Kebetulan Tasa ikut mampir tadi, jadi Ia ikut makan siang bersama Reyhan dan Stevani. Setelah selesai makan, Reyhan segera mengantar Tasa pulang.

"Assalamualaikum" lirih Raina, ketika melihat Stevani yang membukakan pintu. Ia terkejut juga senang.

Stevani tersenyum, sebelum menyadari wajah Raina yang kacau dan sembab.

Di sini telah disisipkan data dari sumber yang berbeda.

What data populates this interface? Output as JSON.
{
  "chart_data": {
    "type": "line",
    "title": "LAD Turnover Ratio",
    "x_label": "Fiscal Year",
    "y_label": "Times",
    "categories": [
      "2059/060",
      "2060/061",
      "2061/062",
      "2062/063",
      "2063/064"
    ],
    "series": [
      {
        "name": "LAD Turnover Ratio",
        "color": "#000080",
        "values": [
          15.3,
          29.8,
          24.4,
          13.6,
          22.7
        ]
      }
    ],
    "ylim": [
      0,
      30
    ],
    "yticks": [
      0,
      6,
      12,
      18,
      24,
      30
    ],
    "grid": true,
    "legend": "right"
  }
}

"Rai? Kamu habis nangis?" Ucap Stevani khawatir. Raina yang tertangkap basah kemudian memeluk Stevani erat. Ia kembali menangis dipelukan Stevani.

Reyhan yang mendengarnya dari dalam kemudian keluar. Pemandangan yang Ia lihat adalah Raina yang menangis dipelukan Stevani.

Stevani menoleh pada Reyhan yang bertanya-tanya. Kemudian menggeleng, sebab tak tahu apa yang menyebabkan Raina menangis.

"Kenapa Rai?" Tanya Reyhan lembut. Ia mengusap punggung Raina yang bergetar.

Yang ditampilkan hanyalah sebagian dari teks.